Libération du 10 octobre 2018

Ce remaniement ministériel tarde, certains s’en réjouissent, d’autres y voient une faiblesse du pouvoir, d’autres encore s’en inquiètent ; pourtant l’événement aura lieu ; il y aura un nouveau ministre de l’Intérieur, «il y aura des entrants et des sortants», disait-on dans la cour de l’Elysée pendant le Conseil des ministres. Cet événement va venir et en attendant sa survenue, le temps est dit «suspendu». De même qu’au Cameroun les résultats de la présidentielle ne tombent pas, les noms des futur·es ministres ne sont pas déclarés. Ces moments de suspension, les historien·nes les ont longtemps négligés, donnant une représentation de l’histoire comme une succession continue d’événements, une suite de points qui font ligne, créant l’illusion que tout s’enchaîne. Mais ce que ce moment politique met en évidence, c’est précisément que ça ne se passe jamais comme ça. L’histoire est pleine d’attentes. On ne cesse d’attendre l’événement.

Brouillons. Bien sûr, il y a ces événements attendus avec inquiétude, comme l’arrivée du cyclone sur les côtes américaines dans quelques heures ; avec habitude, comme le sommet de la francophonie à Erevan ce jeudi. Bien sûr, il y a ceux probables, comme l’élection du candidat populiste et nostalgique de la dictature à la présidence du Brésil. Mais ce dont il est question ici, c’est une attente d’une nature tout autre, celle d’un événement certain, qui est précédé d’un temps mort plus ou moins long. Et l’intérêt n’est plus seulement cette actualité de ce remaniement d’octobre, mais bien la manière dont on appréhende après coup ces entre-temps qui, à y regarder de plus près, constituent en durée l’essentiel du temps historique.

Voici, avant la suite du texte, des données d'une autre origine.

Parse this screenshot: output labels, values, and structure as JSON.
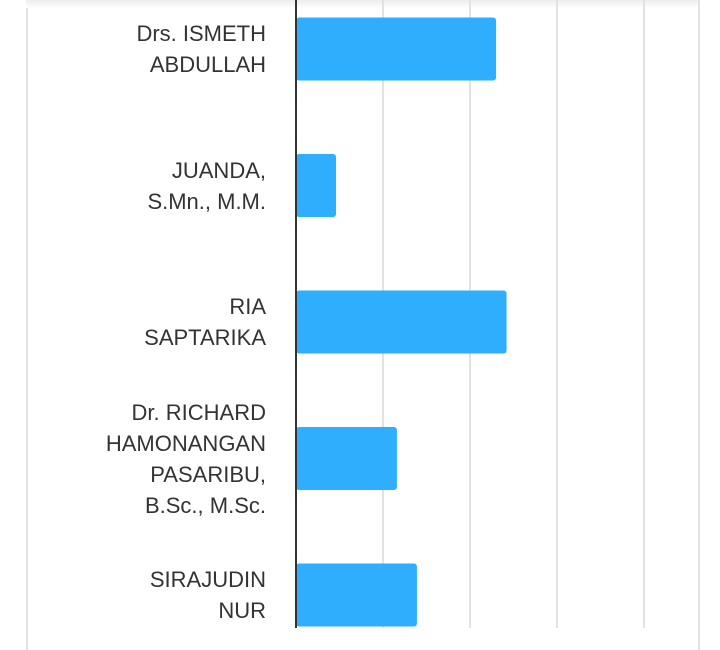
{
  "chart_data": {
    "type": "bar",
    "orientation": "horizontal",
    "categories": [
      "Drs. ISMETH\nABDULLAH",
      "JUANDA,\nS.Mn., M.M.",
      "RIA\nSAPTARIKA",
      "Dr. RICHARD\nHAMONANGAN\nPASARIBU,\nB.Sc., M.Sc.",
      "SIRAJUDIN\nNUR"
    ],
    "values": [
      2.3,
      0.46,
      2.42,
      1.16,
      1.39
    ],
    "xlim": [
      0,
      4.6
    ],
    "grid_step": 1,
    "grid": true,
    "bar_color": "#2eaefc",
    "title": "",
    "xlabel": "",
    "ylabel": ""
  }
}
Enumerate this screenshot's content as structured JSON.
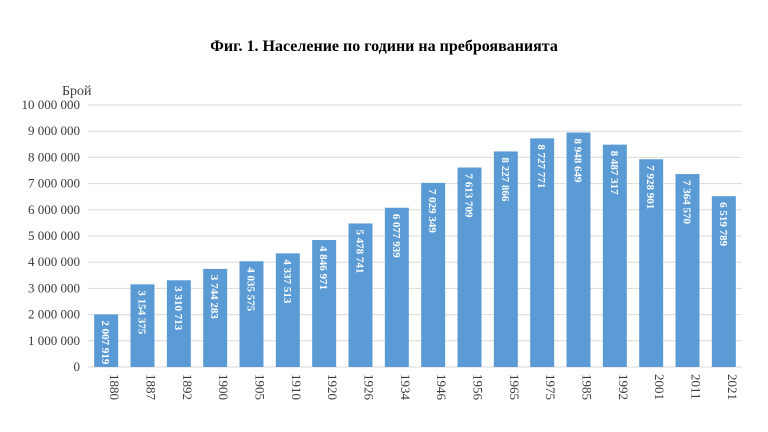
{
  "chart_data": {
    "type": "bar",
    "title": "Фиг. 1. Население по години на преброяванията",
    "ylabel": "Брой",
    "xlabel": "",
    "ylim": [
      0,
      10000000
    ],
    "yticks": [
      0,
      1000000,
      2000000,
      3000000,
      4000000,
      5000000,
      6000000,
      7000000,
      8000000,
      9000000,
      10000000
    ],
    "ytick_labels": [
      "0",
      "1 000 000",
      "2 000 000",
      "3 000 000",
      "4 000 000",
      "5 000 000",
      "6 000 000",
      "7 000 000",
      "8 000 000",
      "9 000 000",
      "10 000 000"
    ],
    "grid": true,
    "bar_color": "#5b9bd5",
    "grid_color": "#d9d9d9",
    "categories": [
      "1880",
      "1887",
      "1892",
      "1900",
      "1905",
      "1910",
      "1920",
      "1926",
      "1934",
      "1946",
      "1956",
      "1965",
      "1975",
      "1985",
      "1992",
      "2001",
      "2011",
      "2021"
    ],
    "values": [
      2007919,
      3154375,
      3310713,
      3744283,
      4035575,
      4337513,
      4846971,
      5478741,
      6077939,
      7029349,
      7613709,
      8227866,
      8727771,
      8948649,
      8487317,
      7928901,
      7364570,
      6519789
    ],
    "data_labels": [
      "2 007 919",
      "3 154 375",
      "3 310 713",
      "3 744 283",
      "4 035 575",
      "4 337 513",
      "4 846 971",
      "5 478 741",
      "6 077 939",
      "7 029 349",
      "7 613 709",
      "8 227 866",
      "8 727 771",
      "8 948 649",
      "8 487 317",
      "7 928 901",
      "7 364 570",
      "6 519 789"
    ]
  }
}
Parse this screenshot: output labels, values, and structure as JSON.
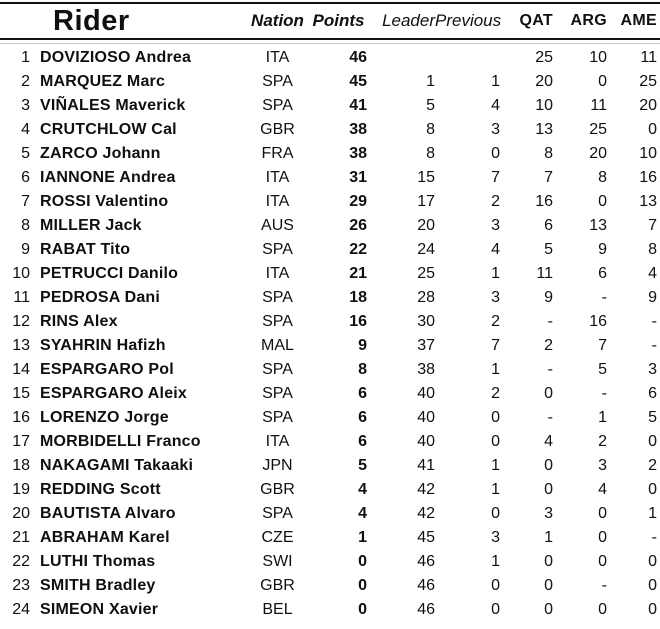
{
  "colors": {
    "text": "#101010",
    "rule": "#101010",
    "ghost_rule": "#c9c9c9",
    "background": "#ffffff"
  },
  "header": {
    "rider": "Rider",
    "nation": "Nation",
    "points": "Points",
    "leader": "Leader",
    "previous": "Previous",
    "qat": "QAT",
    "arg": "ARG",
    "ame": "AME"
  },
  "rows": [
    {
      "pos": "1",
      "name": "DOVIZIOSO Andrea",
      "nation": "ITA",
      "points": "46",
      "leader": "",
      "previous": "",
      "qat": "25",
      "arg": "10",
      "ame": "11"
    },
    {
      "pos": "2",
      "name": "MARQUEZ Marc",
      "nation": "SPA",
      "points": "45",
      "leader": "1",
      "previous": "1",
      "qat": "20",
      "arg": "0",
      "ame": "25"
    },
    {
      "pos": "3",
      "name": "VIÑALES Maverick",
      "nation": "SPA",
      "points": "41",
      "leader": "5",
      "previous": "4",
      "qat": "10",
      "arg": "11",
      "ame": "20"
    },
    {
      "pos": "4",
      "name": "CRUTCHLOW Cal",
      "nation": "GBR",
      "points": "38",
      "leader": "8",
      "previous": "3",
      "qat": "13",
      "arg": "25",
      "ame": "0"
    },
    {
      "pos": "5",
      "name": "ZARCO Johann",
      "nation": "FRA",
      "points": "38",
      "leader": "8",
      "previous": "0",
      "qat": "8",
      "arg": "20",
      "ame": "10"
    },
    {
      "pos": "6",
      "name": "IANNONE Andrea",
      "nation": "ITA",
      "points": "31",
      "leader": "15",
      "previous": "7",
      "qat": "7",
      "arg": "8",
      "ame": "16"
    },
    {
      "pos": "7",
      "name": "ROSSI Valentino",
      "nation": "ITA",
      "points": "29",
      "leader": "17",
      "previous": "2",
      "qat": "16",
      "arg": "0",
      "ame": "13"
    },
    {
      "pos": "8",
      "name": "MILLER Jack",
      "nation": "AUS",
      "points": "26",
      "leader": "20",
      "previous": "3",
      "qat": "6",
      "arg": "13",
      "ame": "7"
    },
    {
      "pos": "9",
      "name": "RABAT Tito",
      "nation": "SPA",
      "points": "22",
      "leader": "24",
      "previous": "4",
      "qat": "5",
      "arg": "9",
      "ame": "8"
    },
    {
      "pos": "10",
      "name": "PETRUCCI Danilo",
      "nation": "ITA",
      "points": "21",
      "leader": "25",
      "previous": "1",
      "qat": "11",
      "arg": "6",
      "ame": "4"
    },
    {
      "pos": "11",
      "name": "PEDROSA Dani",
      "nation": "SPA",
      "points": "18",
      "leader": "28",
      "previous": "3",
      "qat": "9",
      "arg": "-",
      "ame": "9"
    },
    {
      "pos": "12",
      "name": "RINS Alex",
      "nation": "SPA",
      "points": "16",
      "leader": "30",
      "previous": "2",
      "qat": "-",
      "arg": "16",
      "ame": "-"
    },
    {
      "pos": "13",
      "name": "SYAHRIN Hafizh",
      "nation": "MAL",
      "points": "9",
      "leader": "37",
      "previous": "7",
      "qat": "2",
      "arg": "7",
      "ame": "-"
    },
    {
      "pos": "14",
      "name": "ESPARGARO Pol",
      "nation": "SPA",
      "points": "8",
      "leader": "38",
      "previous": "1",
      "qat": "-",
      "arg": "5",
      "ame": "3"
    },
    {
      "pos": "15",
      "name": "ESPARGARO Aleix",
      "nation": "SPA",
      "points": "6",
      "leader": "40",
      "previous": "2",
      "qat": "0",
      "arg": "-",
      "ame": "6"
    },
    {
      "pos": "16",
      "name": "LORENZO Jorge",
      "nation": "SPA",
      "points": "6",
      "leader": "40",
      "previous": "0",
      "qat": "-",
      "arg": "1",
      "ame": "5"
    },
    {
      "pos": "17",
      "name": "MORBIDELLI Franco",
      "nation": "ITA",
      "points": "6",
      "leader": "40",
      "previous": "0",
      "qat": "4",
      "arg": "2",
      "ame": "0"
    },
    {
      "pos": "18",
      "name": "NAKAGAMI Takaaki",
      "nation": "JPN",
      "points": "5",
      "leader": "41",
      "previous": "1",
      "qat": "0",
      "arg": "3",
      "ame": "2"
    },
    {
      "pos": "19",
      "name": "REDDING Scott",
      "nation": "GBR",
      "points": "4",
      "leader": "42",
      "previous": "1",
      "qat": "0",
      "arg": "4",
      "ame": "0"
    },
    {
      "pos": "20",
      "name": "BAUTISTA Alvaro",
      "nation": "SPA",
      "points": "4",
      "leader": "42",
      "previous": "0",
      "qat": "3",
      "arg": "0",
      "ame": "1"
    },
    {
      "pos": "21",
      "name": "ABRAHAM Karel",
      "nation": "CZE",
      "points": "1",
      "leader": "45",
      "previous": "3",
      "qat": "1",
      "arg": "0",
      "ame": "-"
    },
    {
      "pos": "22",
      "name": "LUTHI Thomas",
      "nation": "SWI",
      "points": "0",
      "leader": "46",
      "previous": "1",
      "qat": "0",
      "arg": "0",
      "ame": "0"
    },
    {
      "pos": "23",
      "name": "SMITH Bradley",
      "nation": "GBR",
      "points": "0",
      "leader": "46",
      "previous": "0",
      "qat": "0",
      "arg": "-",
      "ame": "0"
    },
    {
      "pos": "24",
      "name": "SIMEON Xavier",
      "nation": "BEL",
      "points": "0",
      "leader": "46",
      "previous": "0",
      "qat": "0",
      "arg": "0",
      "ame": "0"
    }
  ]
}
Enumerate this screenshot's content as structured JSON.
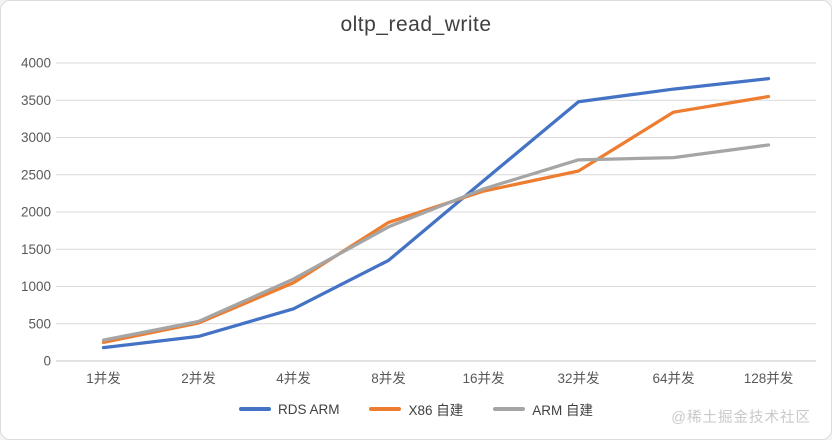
{
  "title": "oltp_read_write",
  "watermark": "@稀土掘金技术社区",
  "chart_data": {
    "type": "line",
    "title": "oltp_read_write",
    "xlabel": "",
    "ylabel": "",
    "categories": [
      "1并发",
      "2并发",
      "4并发",
      "8并发",
      "16并发",
      "32并发",
      "64并发",
      "128并发"
    ],
    "series": [
      {
        "name": "RDS ARM",
        "color": "#4472C4",
        "values": [
          180,
          330,
          700,
          1350,
          2420,
          3480,
          3650,
          3790
        ]
      },
      {
        "name": "X86 自建",
        "color": "#ED7D31",
        "values": [
          250,
          510,
          1050,
          1860,
          2280,
          2550,
          3340,
          3550
        ]
      },
      {
        "name": "ARM 自建",
        "color": "#A5A5A5",
        "values": [
          280,
          530,
          1100,
          1800,
          2310,
          2700,
          2730,
          2900
        ]
      }
    ],
    "ylim": [
      0,
      4000
    ],
    "ytick_step": 500,
    "y_ticks": [
      0,
      500,
      1000,
      1500,
      2000,
      2500,
      3000,
      3500,
      4000
    ],
    "grid": true,
    "legend_position": "bottom"
  },
  "colors": {
    "grid": "#D9D9D9",
    "axis": "#C6C6C6",
    "tick_label": "#595959",
    "title": "#404040",
    "watermark": "#C9C9C9",
    "background": "#FFFFFF"
  }
}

Que fait l’historien·ne de cette autre histoire politique ? Quelles sont les archives dont on dispose pour la documenter ? Avouons-le, nous sommes très dépourvu·es. Il n’y a pas si longtemps qu’on s’intéresse aux brouillons de l’histoire. C’est sans doute l’une des raisons pour laquelle certains ont passé le pas. Des historien·nes se sont ainsi, ces dernières années, mis à travailler sur des événements qui n’avaient pas eu lieu, qui n’étaient pas arrivés. Cette histoire dite contrefactuelle est très féconde car non seulement elle permet d’éclairer paradoxalement ce qui s’est réellement passé, mais elle prend en compte cet entre-temps. Si en effet on commence à imaginer un événement qui n’est pas advenu, on se retrouve dans l’obligation de penser évidemment sa mémoire, mais aussi le temps qui l’a précédé, une temporalité très fine qui le plus souvent fini dans les oubliettes.

Infimes traces. Ce temps qui ne s’inscrit pas, on peut donc imaginer en faire l’histoire pour de vrai ; ce n’est pas une hérésie. Bien au contraire, elle contribue à ce qui est l’une des vocations de l’histoire, sonder les imaginaires sociaux, en mobilisant d’infimes traces. Il est des lieux qui renseignent ces entre-temps, les archives conservent quelques rares notes, mais pour le reste il faut s’en remettre aux témoins particuliers que sont les écrivain·es. Ce sont eux qui ont permis d’écrire une histoire de l’ennui, ce sont encore sur les mêmes qu’il faut compter pour nourrir l’histoire des entre-temps. Il ne s’agit plus seulement d’imaginer un événement qui ne s’est pas passé mais d’imaginer que l’événement ne se passe pas du tout. Passer par l’effacement pour progressivement reconstituer le moindre des éléments sans lesquels l’événement attendu n’existe pas.

On m’objectera que cette histoire vient contredire beaucoup des manières et des habitudes de la discipline historique. On conviendra qu’elle est sur le fil, qu’elle suggère, propose plus que démontre. Mais elle est pourtant essentielle non seulement pour l’importance quantitative des entre-temps mais aussi parce qu’elle éclaire un impensé qui est commun à tou·tes. Nous passons notre vie dans la salle des pas perdus. Et si l’histoire de la vie quotidienne a beaucoup investi les routines, les pratiques, elle n’a pas pris en compte ce temps mort qui n’est ni celui du sommeil ni celui de l’agonie, mais le moment où quelque chose se passe malgré tout.